La femme monte l’escalier
avec le chaudron de ses peines.
J’ai croisé une femme dans l’escalier
qui a baissé les yeux en me voyant.
J’ai croisé la femme et son chaudron.
Je n’aurai plus de paix dans l’escalier.
//Antonio Gamoneda (1931 -)
Désolation de miroirs
Hommage à Luis Cernuda
Non ta voix n’est plus tristesse, mais ombre.
Un blond épi de pleurs
te berce comme une belle pénombre.
Ton front altier, aile légère et très fraîche
qui enflamme la nuit.
Sur tes lèvres
passent les fleuves, désirs qui sont nuages.
Tes yeux abattus, vertige de l’amour
et ton corps telle une mer de bonheur.
Seules
tes pupilles son tristes, mais tu chantes.
La mémoire te guette, sa ténèbre.
Tu vis et meurs et meurs en toutes choses. Tu ne rêves plus.
Désolation de miroirs.
Qui donc surveille ?
La lampe s’éteint.
/Traduit de l’espagnol par Claude de Frayssinet
Qu’y pouvons-nous ?
Et maintenant
l’âme vide une fois
encore,
je contemple le lent partage des jours
qui me poussent vers je ne sais quel destin
sombre, pressenti
sans curiosité aucune. C’est ennuyeux
de savoir et de ne pas savoir, de se tromper
et d’avoir raison. Et d’être sûr de soi
est aussi insupportable dans bien des cas
que douter, céder, se décomposer.
Rassuré, sain et sauf, maintenant
que la douleur est passée,
j’observe l’inquiétude comme s’il s’agissait d’une trace
fondue sur mon dos
avec l’épais limon
des évènements quotidiens, voués
‒ avant que d’être des souvenirs – à l’oubli.

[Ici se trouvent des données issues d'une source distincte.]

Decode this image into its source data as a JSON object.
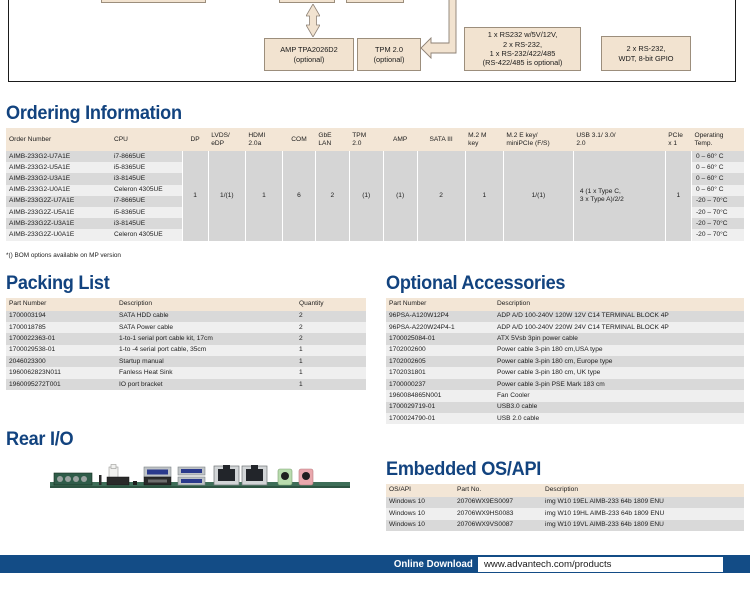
{
  "diagram": {
    "boxes": [
      {
        "id": "amp",
        "text": "AMP TPA2026D2\n(optional)"
      },
      {
        "id": "tpm",
        "text": "TPM 2.0\n(optional)"
      },
      {
        "id": "serial",
        "text": "1 x RS232 w/5V/12V,\n2 x RS-232,\n1 x RS-232/422/485\n(RS-422/485 is optional)"
      },
      {
        "id": "gpio",
        "text": "2 x RS-232,\nWDT, 8-bit GPIO"
      }
    ]
  },
  "sections": {
    "ordering": "Ordering Information",
    "packing": "Packing List",
    "optional": "Optional Accessories",
    "rear_io": "Rear I/O",
    "embedded_os": "Embedded OS/API"
  },
  "ordering": {
    "headers": [
      "Order Number",
      "CPU",
      "DP",
      "LVDS/\neDP",
      "HDMI\n2.0a",
      "COM",
      "GbE\nLAN",
      "TPM\n2.0",
      "AMP",
      "SATA III",
      "M.2 M\nkey",
      "M.2 E key/\nminiPCIe (F/S)",
      "USB 3.1/ 3.0/\n2.0",
      "PCIe\nx 1",
      "Operating\nTemp."
    ],
    "rows": [
      {
        "order_number": "AIMB-233G2-U7A1E",
        "cpu": "i7-8665UE",
        "temp": "0 – 60° C"
      },
      {
        "order_number": "AIMB-233G2-U5A1E",
        "cpu": "i5-8365UE",
        "temp": "0 – 60° C"
      },
      {
        "order_number": "AIMB-233G2-U3A1E",
        "cpu": "i3-8145UE",
        "temp": "0 – 60° C"
      },
      {
        "order_number": "AIMB-233G2-U0A1E",
        "cpu": "Celeron 4305UE",
        "temp": "0 – 60° C"
      },
      {
        "order_number": "AIMB-233G2Z-U7A1E",
        "cpu": "i7-8665UE",
        "temp": "-20 – 70°C"
      },
      {
        "order_number": "AIMB-233G2Z-U5A1E",
        "cpu": "i5-8365UE",
        "temp": "-20 – 70°C"
      },
      {
        "order_number": "AIMB-233G2Z-U3A1E",
        "cpu": "i3-8145UE",
        "temp": "-20 – 70°C"
      },
      {
        "order_number": "AIMB-233G2Z-U0A1E",
        "cpu": "Celeron 4305UE",
        "temp": "-20 – 70°C"
      }
    ],
    "spec_values": {
      "dp": "1",
      "lvds_edp": "1/(1)",
      "hdmi": "1",
      "com": "6",
      "gbe_lan": "2",
      "tpm": "(1)",
      "amp": "(1)",
      "sata3": "2",
      "m2_m_key": "1",
      "m2_e_key": "1/(1)",
      "usb": "4 (1 x Type C,\n3 x Type A)/2/2",
      "pcie": "1"
    },
    "footnote": "*() BOM options available on MP version"
  },
  "packing": {
    "headers": [
      "Part Number",
      "Description",
      "Quantity"
    ],
    "rows": [
      {
        "part": "1700003194",
        "desc": "SATA HDD cable",
        "qty": "2"
      },
      {
        "part": "1700018785",
        "desc": "SATA Power cable",
        "qty": "2"
      },
      {
        "part": "1700022363-01",
        "desc": "1-to-1 serial port cable kit, 17cm",
        "qty": "2"
      },
      {
        "part": "1700029538-01",
        "desc": "1-to -4 serial port cable, 35cm",
        "qty": "1"
      },
      {
        "part": "2046023300",
        "desc": "Startup manual",
        "qty": "1"
      },
      {
        "part": "1960062823N011",
        "desc": "Fanless Heat Sink",
        "qty": "1"
      },
      {
        "part": "1960095272T001",
        "desc": "IO port bracket",
        "qty": "1"
      }
    ]
  },
  "optional": {
    "headers": [
      "Part Number",
      "Description"
    ],
    "rows": [
      {
        "part": "96PSA-A120W12P4",
        "desc": "ADP A/D 100-240V 120W 12V C14 TERMINAL BLOCK 4P"
      },
      {
        "part": "96PSA-A220W24P4-1",
        "desc": "ADP A/D 100-240V 220W 24V C14 TERMINAL BLOCK 4P"
      },
      {
        "part": "1700025084-01",
        "desc": "ATX 5Vsb 3pin power cable"
      },
      {
        "part": "1702002600",
        "desc": "Power cable 3-pin 180 cm,USA type"
      },
      {
        "part": "1702002605",
        "desc": "Power cable 3-pin 180 cm, Europe type"
      },
      {
        "part": "1702031801",
        "desc": "Power cable 3-pin 180 cm, UK type"
      },
      {
        "part": "1700000237",
        "desc": "Power cable 3-pin PSE Mark 183 cm"
      },
      {
        "part": "1960084865N001",
        "desc": "Fan Cooler"
      },
      {
        "part": "1700029719-01",
        "desc": "USB3.0 cable"
      },
      {
        "part": "1700024790-01",
        "desc": "USB 2.0 cable"
      }
    ]
  },
  "embedded_os": {
    "headers": [
      "OS/API",
      "Part No.",
      "Description"
    ],
    "rows": [
      {
        "os": "Windows 10",
        "part": "20706WX9ES0097",
        "desc": "img W10 19EL AIMB-233 64b 1809 ENU"
      },
      {
        "os": "Windows 10",
        "part": "20706WX9HS0083",
        "desc": "img W10 19HL AIMB-233 64b 1809 ENU"
      },
      {
        "os": "Windows 10",
        "part": "20706WX9VS0087",
        "desc": "img W10 19VL AIMB-233 64b 1809 ENU"
      }
    ]
  },
  "footer": {
    "label": "Online Download",
    "url": "www.advantech.com/products"
  },
  "colors": {
    "heading_blue": "#12437f",
    "footer_blue": "#134c86",
    "table_header_beige": "#f3e6d6",
    "row_dark": "#d9d9d9",
    "row_light": "#efefef",
    "diagram_box": "#f2e3d0"
  }
}
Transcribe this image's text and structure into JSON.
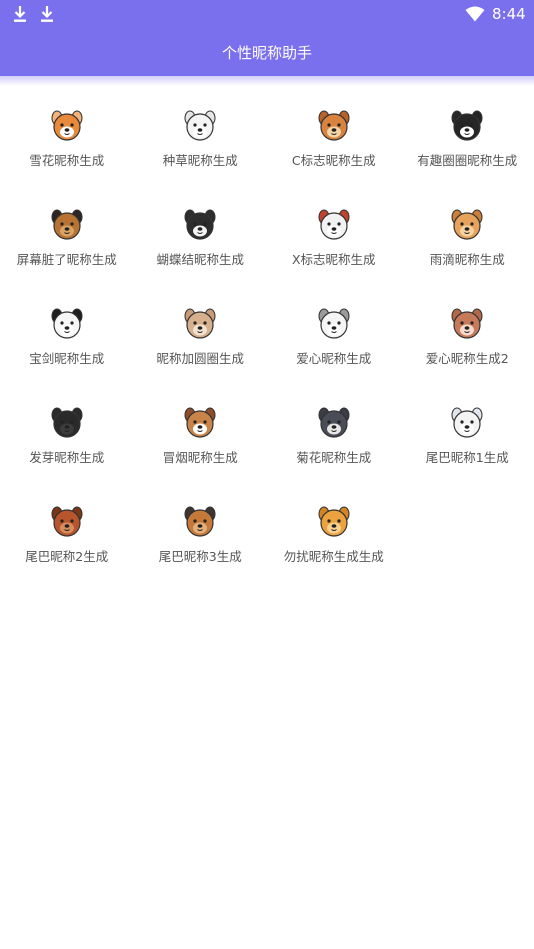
{
  "status_bar": {
    "time": "8:44",
    "icons": [
      "download-icon",
      "download-icon",
      "wifi-icon"
    ]
  },
  "app_bar": {
    "title": "个性昵称助手"
  },
  "colors": {
    "primary": "#7a70ee",
    "label": "#555555"
  },
  "items": [
    {
      "label": "雪花昵称生成",
      "icon": "shiba-dog-icon",
      "c": "#e9893a",
      "e": "#f3b27a",
      "f": "#ffffff"
    },
    {
      "label": "种草昵称生成",
      "icon": "pomeranian-dog-icon",
      "c": "#f4f4f4",
      "e": "#e6e6e6",
      "f": "#ffffff"
    },
    {
      "label": "C标志昵称生成",
      "icon": "chipmunk-icon",
      "c": "#d9833f",
      "e": "#b9622a",
      "f": "#f5d4a8"
    },
    {
      "label": "有趣圈圈昵称生成",
      "icon": "black-white-cat-icon",
      "c": "#262626",
      "e": "#262626",
      "f": "#ffffff"
    },
    {
      "label": "屏幕脏了昵称生成",
      "icon": "german-shepherd-icon",
      "c": "#b87333",
      "e": "#2f2623",
      "f": "#d8a364"
    },
    {
      "label": "蝴蝶结昵称生成",
      "icon": "husky-icon",
      "c": "#2d2d2d",
      "e": "#2d2d2d",
      "f": "#f2f2f2"
    },
    {
      "label": "X标志昵称生成",
      "icon": "beagle-icon",
      "c": "#f2f2f2",
      "e": "#c0432b",
      "f": "#ffffff"
    },
    {
      "label": "雨滴昵称生成",
      "icon": "bear-icon",
      "c": "#e7a35a",
      "e": "#c97f3a",
      "f": "#f6d2a2"
    },
    {
      "label": "宝剑昵称生成",
      "icon": "panda-icon",
      "c": "#f7f7f7",
      "e": "#1f1f1f",
      "f": "#ffffff"
    },
    {
      "label": "昵称加圆圈生成",
      "icon": "rabbit-icon",
      "c": "#d7b08d",
      "e": "#c99b76",
      "f": "#f4e3d0"
    },
    {
      "label": "爱心昵称生成",
      "icon": "dalmatian-icon",
      "c": "#f4f4f4",
      "e": "#9a9a9a",
      "f": "#ffffff"
    },
    {
      "label": "爱心昵称生成2",
      "icon": "pink-cat-icon",
      "c": "#c77a59",
      "e": "#b4684a",
      "f": "#f7dccd"
    },
    {
      "label": "发芽昵称生成",
      "icon": "black-cat-icon",
      "c": "#2a2a2a",
      "e": "#2a2a2a",
      "f": "#3c3c3c"
    },
    {
      "label": "冒烟昵称生成",
      "icon": "basset-hound-icon",
      "c": "#c9844a",
      "e": "#8d4e2b",
      "f": "#ffffff"
    },
    {
      "label": "菊花昵称生成",
      "icon": "schnauzer-icon",
      "c": "#4a4d57",
      "e": "#3a3d45",
      "f": "#e6e6e6"
    },
    {
      "label": "尾巴昵称1生成",
      "icon": "poodle-icon",
      "c": "#f3f3f3",
      "e": "#e0e6ee",
      "f": "#ffffff"
    },
    {
      "label": "尾巴昵称2生成",
      "icon": "mastiff-icon",
      "c": "#b8552c",
      "e": "#7c3517",
      "f": "#d88b5f"
    },
    {
      "label": "尾巴昵称3生成",
      "icon": "yorkie-icon",
      "c": "#c57a3a",
      "e": "#3d3530",
      "f": "#e4b07b"
    },
    {
      "label": "勿扰昵称生成生成",
      "icon": "golden-retriever-icon",
      "c": "#eba23f",
      "e": "#d48522",
      "f": "#f8d08f"
    }
  ]
}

L’indifférence face à son propre sort
n’est pas meilleure compagne que l’angoisse,
et mon sourire
(quand le hasard nous met,
mon vieil amour,
face à face)
ne représente autre chose que l’absence
d’un geste plus juste
pour signifier la sèche, la douloureuse,
l’irréparable perte des larmes.
//Angel González (1925 – 2008)
Il ne faut pas te leurrer
À Carlos Clementson
Tu sais que c’est inutile,
il ne faut pas te leurrer.
Aussi loin que tu ailles
jamais tu ne seras allé loin.
Tu pourras aller et venir
par les cieux et les mers :
Denver, Valparaiso,
les cabanes lépreuses
de Dharbang, l’automne
dans les érables de l’Ontario,
les nuits guaranis,
bleutées et musicales,
les filles des îles,
leurs chœurs ondulants,
leurs seins innocents,
leurs guirlandes souriantes
de bienvenue... Mais
tu sais que la fuite
ne sera jamais véritable,
partout où tu iras
tu retrouveras toujours
cette même tristesse.
Car là où tu seras allé
là tu te retrouveras
19 -XII- 87
//Miguel D’ors (1946 -)
/ Traduit de l’espagnol par Claude de Frayssinet
Rien n’est pareil
La larme fut bonheur.
Oublions
les pleurs
et recommençons,
avec patience,
en observant les choses
jusqu’à trouver l’infime différence
qui les sépare
de leur entité d’hier
et qui définit
le passage du temps et son efficacité.
À quoi bon pleurer pour le fruit
qui a chu
pour l’échec
de ce profond désir,
compact avec une graine de semence ?
Il n’est pas bon de répéter ce qui est déjà dit.
Après avoir parlé,
avoir versé des larmes,
faites silence et souriez :
rien n’est pareil.
Il y aura des mots nouveaux pour la nouvelle histoire
et nous devons les trouver avant qu’il ne soit trop tard.